Mercedes Murillo Muñoz : « Notre État a une grande confiance dans ce groupe religieux »
Union européenne« Tout d’abord, je dois dire que je n’appartiens pas aux Témoins de Jéhovah, donc je ne connais pas les détails de leur doctrine. Mais dans le cadre de mon service, j’ai eu l’occasion de travailler et de faire la connaissance de certains de leurs responsables en Espagne. Nous avons une excellente relation. J’ai l’impression que les Témoins sont des gens très gentils qui ne créent jamais de difficultés dans la coopération.
La seule « activité extrémiste » que j’ai vue de la part des Témoins de Jéhovah, c’est leur extrême gentillesse et leur politesse. En Espagne, leur statut juridique a été établi il y a de nombreuses années, ils sont reconnus comme une religion bien connue. Cela leur donnait de grands pouvoirs juridiques. Par exemple, ils ont maintenant le droit d’enregistrer les mariages. En d’autres termes, l’État a une grande confiance dans ce groupe religieux. Et, bien sûr, pour autant que je sache, dans notre pays, il n’y a jamais eu de procès, de plaintes ou d’accusations contre ce groupe en raison de l’une de ses activités qui pourraient être considérées comme extrémistes ou illégales.
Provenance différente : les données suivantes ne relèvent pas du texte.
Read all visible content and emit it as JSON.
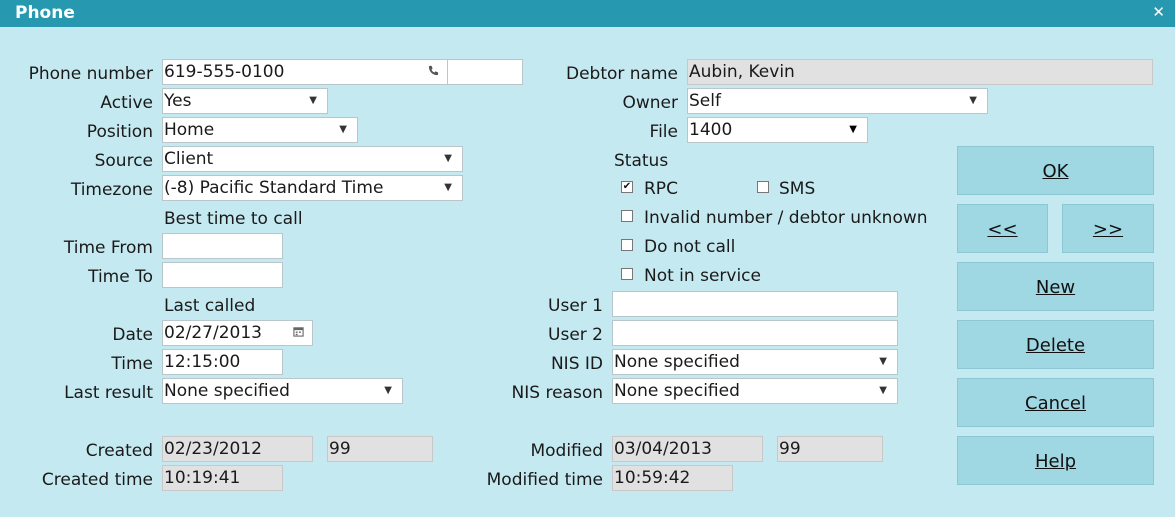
{
  "window": {
    "title": "Phone",
    "close_glyph": "✕"
  },
  "left": {
    "phone_number": {
      "label": "Phone number",
      "value": "619-555-0100",
      "ext": ""
    },
    "active": {
      "label": "Active",
      "value": "Yes"
    },
    "position": {
      "label": "Position",
      "value": "Home"
    },
    "source": {
      "label": "Source",
      "value": "Client"
    },
    "timezone": {
      "label": "Timezone",
      "value": "(-8) Pacific Standard Time"
    },
    "best_time_heading": "Best time to call",
    "time_from": {
      "label": "Time From",
      "value": ""
    },
    "time_to": {
      "label": "Time To",
      "value": ""
    },
    "last_called_heading": "Last called",
    "date": {
      "label": "Date",
      "value": "02/27/2013"
    },
    "time": {
      "label": "Time",
      "value": "12:15:00"
    },
    "last_result": {
      "label": "Last result",
      "value": "None specified"
    },
    "created": {
      "label": "Created",
      "value": "02/23/2012",
      "user": "99"
    },
    "created_time": {
      "label": "Created time",
      "value": "10:19:41"
    }
  },
  "right": {
    "debtor_name": {
      "label": "Debtor name",
      "value": "Aubin, Kevin"
    },
    "owner": {
      "label": "Owner",
      "value": "Self"
    },
    "file": {
      "label": "File",
      "value": "1400"
    },
    "status_heading": "Status",
    "status": {
      "rpc": {
        "label": "RPC",
        "checked": true
      },
      "sms": {
        "label": "SMS",
        "checked": false
      },
      "invalid": {
        "label": "Invalid number / debtor unknown",
        "checked": false
      },
      "do_not_call": {
        "label": "Do not call",
        "checked": false
      },
      "not_in_service": {
        "label": "Not in service",
        "checked": false
      }
    },
    "user1": {
      "label": "User 1",
      "value": ""
    },
    "user2": {
      "label": "User 2",
      "value": ""
    },
    "nis_id": {
      "label": "NIS ID",
      "value": "None specified"
    },
    "nis_reason": {
      "label": "NIS reason",
      "value": "None specified"
    },
    "modified": {
      "label": "Modified",
      "value": "03/04/2013",
      "user": "99"
    },
    "modified_time": {
      "label": "Modified time",
      "value": "10:59:42"
    }
  },
  "buttons": {
    "ok": "OK",
    "prev": "<<",
    "next": ">>",
    "new": "New",
    "delete": "Delete",
    "cancel": "Cancel",
    "help": "Help"
  },
  "icons": {
    "phone": "phone-icon",
    "calendar": "calendar-icon",
    "dropdown": "chevron-down-icon",
    "check_mark": "✔"
  }
}
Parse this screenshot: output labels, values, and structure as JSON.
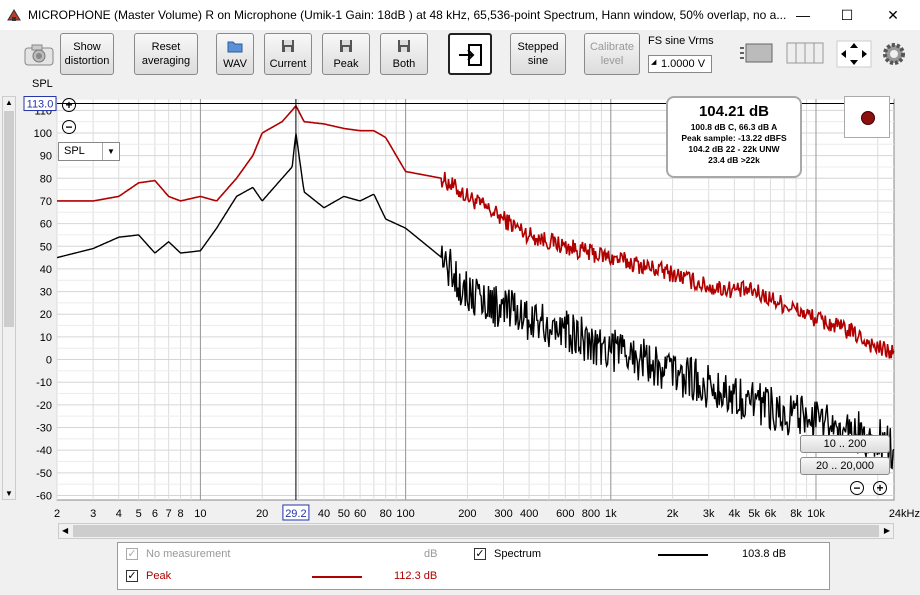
{
  "window": {
    "title": "MICROPHONE (Master Volume) R on Microphone (Umik-1  Gain: 18dB  ) at 48 kHz, 65,536-point Spectrum, Hann window, 50% overlap, no a...",
    "minimize": "—",
    "maximize": "☐",
    "close": "✕"
  },
  "toolbar": {
    "show_distortion": [
      "Show",
      "distortion"
    ],
    "reset_averaging": [
      "Reset",
      "averaging"
    ],
    "wav": "WAV",
    "current": "Current",
    "peak": "Peak",
    "both": "Both",
    "stepped_sine": [
      "Stepped",
      "sine"
    ],
    "calibrate_level": [
      "Calibrate",
      "level"
    ],
    "fs_label": "FS sine Vrms",
    "fs_value": "1.0000 V"
  },
  "plot": {
    "y_unit": "SPL",
    "y_cursor_value": "113.0",
    "x_cursor_value": "29.2",
    "mode_select": "SPL",
    "range_btn_1": "10 .. 200",
    "range_btn_2": "20 .. 20,000",
    "plus": "+",
    "minus": "−"
  },
  "readout": {
    "main": "104.21 dB",
    "line1": "100.8 dB C, 66.3 dB A",
    "line2": "Peak sample: -13.22 dBFS",
    "line3": "104.2 dB 22 - 22k UNW",
    "line4": "23.4 dB >22k"
  },
  "legend": {
    "rows": [
      {
        "check": "✓",
        "label": "No measurement",
        "value": "dB",
        "enabled": false
      },
      {
        "check": "✓",
        "label": "Peak",
        "value": "112.3 dB",
        "color": "#b00000"
      },
      {
        "check": "✓",
        "label": "Spectrum",
        "value": "103.8 dB",
        "color": "#000000"
      }
    ]
  },
  "chart_data": {
    "type": "line",
    "x_scale": "log",
    "xlim": [
      2,
      24000
    ],
    "ylim": [
      -60,
      115
    ],
    "x_ticks": [
      2,
      3,
      4,
      5,
      6,
      7,
      8,
      10,
      20,
      40,
      50,
      60,
      80,
      100,
      200,
      300,
      400,
      600,
      800,
      1000,
      2000,
      3000,
      4000,
      5000,
      6000,
      8000,
      10000,
      24000
    ],
    "x_tick_labels": [
      "2",
      "3",
      "4",
      "5",
      "6",
      "7",
      "8",
      "10",
      "20",
      "40",
      "50",
      "60",
      "80",
      "100",
      "200",
      "300",
      "400",
      "600",
      "800",
      "1k",
      "2k",
      "3k",
      "4k",
      "5k",
      "6k",
      "8k",
      "10k",
      "24kHz"
    ],
    "y_ticks": [
      -60,
      -50,
      -40,
      -30,
      -20,
      -10,
      0,
      10,
      20,
      30,
      40,
      50,
      60,
      70,
      80,
      90,
      100,
      110
    ],
    "cursor": {
      "x": 29.2,
      "y": 113
    },
    "grid": true,
    "series": [
      {
        "name": "Peak",
        "color": "#b00000",
        "x": [
          2,
          3,
          4,
          5,
          6,
          7,
          8,
          10,
          12,
          15,
          18,
          20,
          25,
          28,
          29.2,
          32,
          40,
          50,
          60,
          70,
          80,
          100,
          150,
          200,
          300,
          400,
          600,
          800,
          1000,
          2000,
          3000,
          5000,
          8000,
          10000,
          15000,
          20000,
          24000
        ],
        "values": [
          70,
          70,
          72,
          78,
          79,
          72,
          70,
          72,
          70,
          80,
          90,
          100,
          105,
          110,
          112,
          105,
          104,
          102,
          101,
          101,
          98,
          83,
          80,
          72,
          62,
          55,
          50,
          47,
          45,
          38,
          32,
          30,
          22,
          18,
          12,
          5,
          3
        ]
      },
      {
        "name": "Spectrum",
        "color": "#000000",
        "x": [
          2,
          3,
          4,
          5,
          6,
          7,
          8,
          10,
          12,
          15,
          18,
          20,
          25,
          28,
          29.2,
          32,
          40,
          50,
          60,
          70,
          80,
          100,
          150,
          200,
          300,
          400,
          600,
          800,
          1000,
          2000,
          3000,
          5000,
          8000,
          10000,
          15000,
          20000,
          24000
        ],
        "values": [
          45,
          49,
          54,
          55,
          47,
          52,
          47,
          48,
          58,
          72,
          76,
          70,
          80,
          85,
          100,
          74,
          67,
          72,
          70,
          73,
          62,
          58,
          45,
          30,
          22,
          18,
          12,
          8,
          5,
          -5,
          -12,
          -18,
          -25,
          -28,
          -32,
          -35,
          -40
        ]
      }
    ]
  }
}
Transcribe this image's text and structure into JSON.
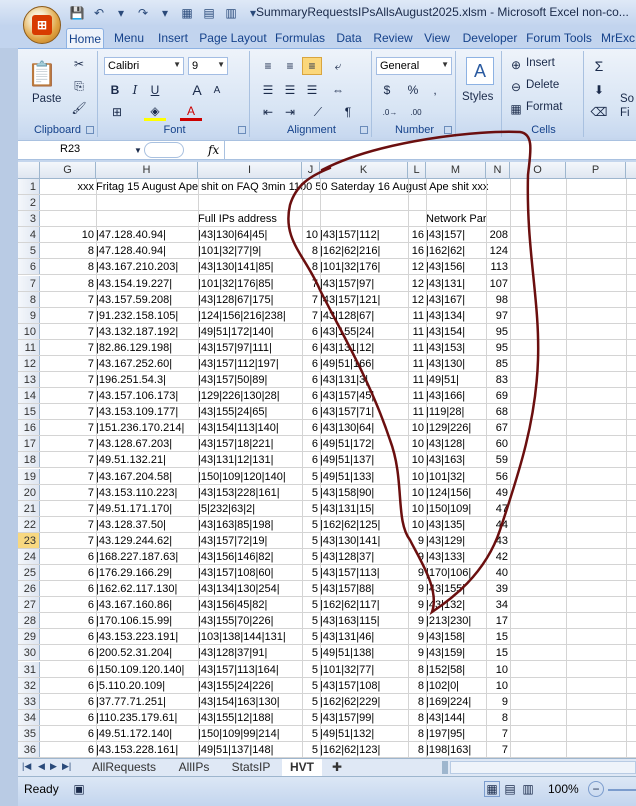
{
  "window": {
    "title": "SummaryRequestsIPsAllsAugust2025.xlsm - Microsoft Excel non-co..."
  },
  "ribbon_tabs": [
    "Home",
    "Menu",
    "Insert",
    "Page Layout",
    "Formulas",
    "Data",
    "Review",
    "View",
    "Developer",
    "Forum Tools",
    "MrExc"
  ],
  "active_tab": "Home",
  "ribbon": {
    "clipboard": {
      "label": "Clipboard",
      "paste": "Paste"
    },
    "font": {
      "label": "Font",
      "name": "Calibri",
      "size": "9",
      "bold": "B",
      "italic": "I",
      "underline": "U",
      "grow": "A",
      "shrink": "A"
    },
    "alignment": {
      "label": "Alignment"
    },
    "number": {
      "label": "Number",
      "format": "General",
      "currency": "$",
      "percent": "%",
      "comma": ","
    },
    "styles": {
      "label": "Styles"
    },
    "cells": {
      "label": "Cells",
      "insert": "Insert",
      "delete": "Delete",
      "format": "Format"
    },
    "editing": {
      "sigma": "Σ",
      "sort": "So",
      "fi": "Fi"
    }
  },
  "formula_bar": {
    "name_box": "R23",
    "fx": "fx",
    "formula": ""
  },
  "grid": {
    "columns": [
      "G",
      "H",
      "I",
      "J",
      "K",
      "L",
      "M",
      "N",
      "O",
      "P"
    ],
    "active_row": 23,
    "rows": [
      {
        "n": 1,
        "G": "xxx",
        "H": "Fritag 15 August  Ape shit on FAQ 3min  1100 50 Saterday 16 August   Ape shit xxx",
        "I": "",
        "J": "",
        "K": "",
        "L": "",
        "M": "",
        "N": ""
      },
      {
        "n": 2,
        "G": "",
        "H": "",
        "I": "",
        "J": "",
        "K": "",
        "L": "",
        "M": "",
        "N": ""
      },
      {
        "n": 3,
        "G": "",
        "H": "",
        "I": "Full IPs address",
        "J": "",
        "K": "",
        "L": "",
        "M": "Network Part",
        "N": ""
      },
      {
        "n": 4,
        "G": "10",
        "H": "|47.128.40.94|",
        "I": "|43|130|64|45|",
        "J": "10",
        "K": "|43|157|112|",
        "L": "16",
        "M": "|43|157|",
        "N": "208"
      },
      {
        "n": 5,
        "G": "8",
        "H": "|47.128.40.94|",
        "I": "|101|32|77|9|",
        "J": "8",
        "K": "|162|62|216|",
        "L": "16",
        "M": "|162|62|",
        "N": "124"
      },
      {
        "n": 6,
        "G": "8",
        "H": "|43.167.210.203|",
        "I": "|43|130|141|85|",
        "J": "8",
        "K": "|101|32|176|",
        "L": "12",
        "M": "|43|156|",
        "N": "113"
      },
      {
        "n": 7,
        "G": "8",
        "H": "|43.154.19.227|",
        "I": "|101|32|176|85|",
        "J": "7",
        "K": "|43|157|97|",
        "L": "12",
        "M": "|43|131|",
        "N": "107"
      },
      {
        "n": 8,
        "G": "7",
        "H": "|43.157.59.208|",
        "I": "|43|128|67|175|",
        "J": "7",
        "K": "|43|157|121|",
        "L": "12",
        "M": "|43|167|",
        "N": "98"
      },
      {
        "n": 9,
        "G": "7",
        "H": "|91.232.158.105|",
        "I": "|124|156|216|238|",
        "J": "7",
        "K": "|43|128|67|",
        "L": "11",
        "M": "|43|134|",
        "N": "97"
      },
      {
        "n": 10,
        "G": "7",
        "H": "|43.132.187.192|",
        "I": "|49|51|172|140|",
        "J": "6",
        "K": "|43|155|24|",
        "L": "11",
        "M": "|43|154|",
        "N": "95"
      },
      {
        "n": 11,
        "G": "7",
        "H": "|82.86.129.198|",
        "I": "|43|157|97|111|",
        "J": "6",
        "K": "|43|131|12|",
        "L": "11",
        "M": "|43|153|",
        "N": "95"
      },
      {
        "n": 12,
        "G": "7",
        "H": "|43.167.252.60|",
        "I": "|43|157|112|197|",
        "J": "6",
        "K": "|49|51|166|",
        "L": "11",
        "M": "|43|130|",
        "N": "85"
      },
      {
        "n": 13,
        "G": "7",
        "H": "|196.251.54.3|",
        "I": "|43|157|50|89|",
        "J": "6",
        "K": "|43|131|3|",
        "L": "11",
        "M": "|49|51|",
        "N": "83"
      },
      {
        "n": 14,
        "G": "7",
        "H": "|43.157.106.173|",
        "I": "|129|226|130|28|",
        "J": "6",
        "K": "|43|157|45|",
        "L": "11",
        "M": "|43|166|",
        "N": "69"
      },
      {
        "n": 15,
        "G": "7",
        "H": "|43.153.109.177|",
        "I": "|43|155|24|65|",
        "J": "6",
        "K": "|43|157|71|",
        "L": "11",
        "M": "|119|28|",
        "N": "68"
      },
      {
        "n": 16,
        "G": "7",
        "H": "|151.236.170.214|",
        "I": "|43|154|113|140|",
        "J": "6",
        "K": "|43|130|64|",
        "L": "10",
        "M": "|129|226|",
        "N": "67"
      },
      {
        "n": 17,
        "G": "7",
        "H": "|43.128.67.203|",
        "I": "|43|157|18|221|",
        "J": "6",
        "K": "|49|51|172|",
        "L": "10",
        "M": "|43|128|",
        "N": "60"
      },
      {
        "n": 18,
        "G": "7",
        "H": "|49.51.132.21|",
        "I": "|43|131|12|131|",
        "J": "6",
        "K": "|49|51|137|",
        "L": "10",
        "M": "|43|163|",
        "N": "59"
      },
      {
        "n": 19,
        "G": "7",
        "H": "|43.167.204.58|",
        "I": "|150|109|120|140|",
        "J": "5",
        "K": "|49|51|133|",
        "L": "10",
        "M": "|101|32|",
        "N": "56"
      },
      {
        "n": 20,
        "G": "7",
        "H": "|43.153.110.223|",
        "I": "|43|153|228|161|",
        "J": "5",
        "K": "|43|158|90|",
        "L": "10",
        "M": "|124|156|",
        "N": "49"
      },
      {
        "n": 21,
        "G": "7",
        "H": "|49.51.171.170|",
        "I": "|5|232|63|2|",
        "J": "5",
        "K": "|43|131|15|",
        "L": "10",
        "M": "|150|109|",
        "N": "47"
      },
      {
        "n": 22,
        "G": "7",
        "H": "|43.128.37.50|",
        "I": "|43|163|85|198|",
        "J": "5",
        "K": "|162|62|125|",
        "L": "10",
        "M": "|43|135|",
        "N": "44"
      },
      {
        "n": 23,
        "G": "7",
        "H": "|43.129.244.62|",
        "I": "|43|157|72|19|",
        "J": "5",
        "K": "|43|130|141|",
        "L": "9",
        "M": "|43|129|",
        "N": "43"
      },
      {
        "n": 24,
        "G": "6",
        "H": "|168.227.187.63|",
        "I": "|43|156|146|82|",
        "J": "5",
        "K": "|43|128|37|",
        "L": "9",
        "M": "|43|133|",
        "N": "42"
      },
      {
        "n": 25,
        "G": "6",
        "H": "|176.29.166.29|",
        "I": "|43|157|108|60|",
        "J": "5",
        "K": "|43|157|113|",
        "L": "9",
        "M": "|170|106|",
        "N": "40"
      },
      {
        "n": 26,
        "G": "6",
        "H": "|162.62.117.130|",
        "I": "|43|134|130|254|",
        "J": "5",
        "K": "|43|157|88|",
        "L": "9",
        "M": "|43|155|",
        "N": "39"
      },
      {
        "n": 27,
        "G": "6",
        "H": "|43.167.160.86|",
        "I": "|43|156|45|82|",
        "J": "5",
        "K": "|162|62|117|",
        "L": "9",
        "M": "|43|132|",
        "N": "34"
      },
      {
        "n": 28,
        "G": "6",
        "H": "|170.106.15.99|",
        "I": "|43|155|70|226|",
        "J": "5",
        "K": "|43|163|115|",
        "L": "9",
        "M": "|213|230|",
        "N": "17"
      },
      {
        "n": 29,
        "G": "6",
        "H": "|43.153.223.191|",
        "I": "|103|138|144|131|",
        "J": "5",
        "K": "|43|131|46|",
        "L": "9",
        "M": "|43|158|",
        "N": "15"
      },
      {
        "n": 30,
        "G": "6",
        "H": "|200.52.31.204|",
        "I": "|43|128|37|91|",
        "J": "5",
        "K": "|49|51|138|",
        "L": "9",
        "M": "|43|159|",
        "N": "15"
      },
      {
        "n": 31,
        "G": "6",
        "H": "|150.109.120.140|",
        "I": "|43|157|113|164|",
        "J": "5",
        "K": "|101|32|77|",
        "L": "8",
        "M": "|152|58|",
        "N": "10"
      },
      {
        "n": 32,
        "G": "6",
        "H": "|5.110.20.109|",
        "I": "|43|155|24|226|",
        "J": "5",
        "K": "|43|157|108|",
        "L": "8",
        "M": "|102|0|",
        "N": "10"
      },
      {
        "n": 33,
        "G": "6",
        "H": "|37.77.71.251|",
        "I": "|43|154|163|130|",
        "J": "5",
        "K": "|162|62|229|",
        "L": "8",
        "M": "|169|224|",
        "N": "9"
      },
      {
        "n": 34,
        "G": "6",
        "H": "|110.235.179.61|",
        "I": "|43|155|12|188|",
        "J": "5",
        "K": "|43|157|99|",
        "L": "8",
        "M": "|43|144|",
        "N": "8"
      },
      {
        "n": 35,
        "G": "6",
        "H": "|49.51.172.140|",
        "I": "|150|109|99|214|",
        "J": "5",
        "K": "|49|51|132|",
        "L": "8",
        "M": "|197|95|",
        "N": "7"
      },
      {
        "n": 36,
        "G": "6",
        "H": "|43.153.228.161|",
        "I": "|49|51|137|148|",
        "J": "5",
        "K": "|162|62|123|",
        "L": "8",
        "M": "|198|163|",
        "N": "7"
      }
    ]
  },
  "sheets": [
    "AllRequests",
    "AllIPs",
    "StatsIP",
    "HVT"
  ],
  "active_sheet": "HVT",
  "status": {
    "ready": "Ready",
    "zoom": "100%"
  },
  "colors": {
    "annotation_stroke": "#6b0f0f",
    "selected_row_header": "#f8d880"
  }
}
[La Russie devrait prendre en compte] les normes du droit international, ainsi que les décisions des tribunaux, en premier lieu la Cour européenne des droits de l’homme dans les affaires de liberté de religion, y compris les Témoins de Jéhovah, en particulier en Russie. Par exemple, les décisions rendues dans l’affaire Kuznetsov en 2007 et Krupko en 2014, ainsi que dans l’affaire de 2010 sur la négation illégale du droit des Témoins de Jéhovah de Moscou d’avoir une communauté enregistrée. Dans sa décision, la Cour européenne a mis l’accent sur au moins deux principes qui devraient servir de guide pour décider dans de tels cas d’interdire une activité religieuse.
Tout d’abord, l’État doit être neutre et impartial à l’égard des croyances religieuses. Deuxièmement, et c’est le plus important, les citoyens, en tant que groupe professant leur foi en communauté avec d’autres, doivent avoir la garantie que l’État n’interférera pas illégalement et arbitrairement avec leurs activités. En d’autres termes, le droit de séparer l’État de la religion, c’est-à-dire des opinions ou de leur expression. Cela implique l’autonomie des associations religieuses, l’absence d’ingérence de l’État dans l’organisation et les activités internes.
Je pense que la réaction devrait être la même que celle que nous observons déjà dans certains forums. Une déclaration a été publiée par le Groupe international d’Helsinki, une organisation affiliée à l’OSCE, qui considère l’application de la législation anti-extrémiste (et elle n’était pas censée s’appliquer aux organisations religieuses en tant que telles) comme arbitraire. Les dangers associés à l’application trop large de cette loi peuvent conduire au fait qu’elle sera appliquée à toute croyance qui, pour une raison ou une autre, est considérée comme extrémiste. En effet, en 2010, lorsque la Cour européenne des droits de l’homme s’est prononcée dans l’affaire des Témoins de Jéhovah de Moscou, elle avait déjà considéré que les arguments qui avaient conduit à l’interdiction de cette organisation étaient arbitraires et sans fondement. Et maintenant, ils ont à nouveau l’intention d’aller au-delà de la loi, d’abuser de la loi. Par conséquent, les organisations internationales et les États démocratiques doivent réagir pour protéger le droit à la liberté de religion de tous les citoyens, en l’occurrence les citoyens de Russie.
Mercedes Murillo Muñoz est professeur de droit ecclésiastique à l’Université du Roi Juan Carlos (Espagne).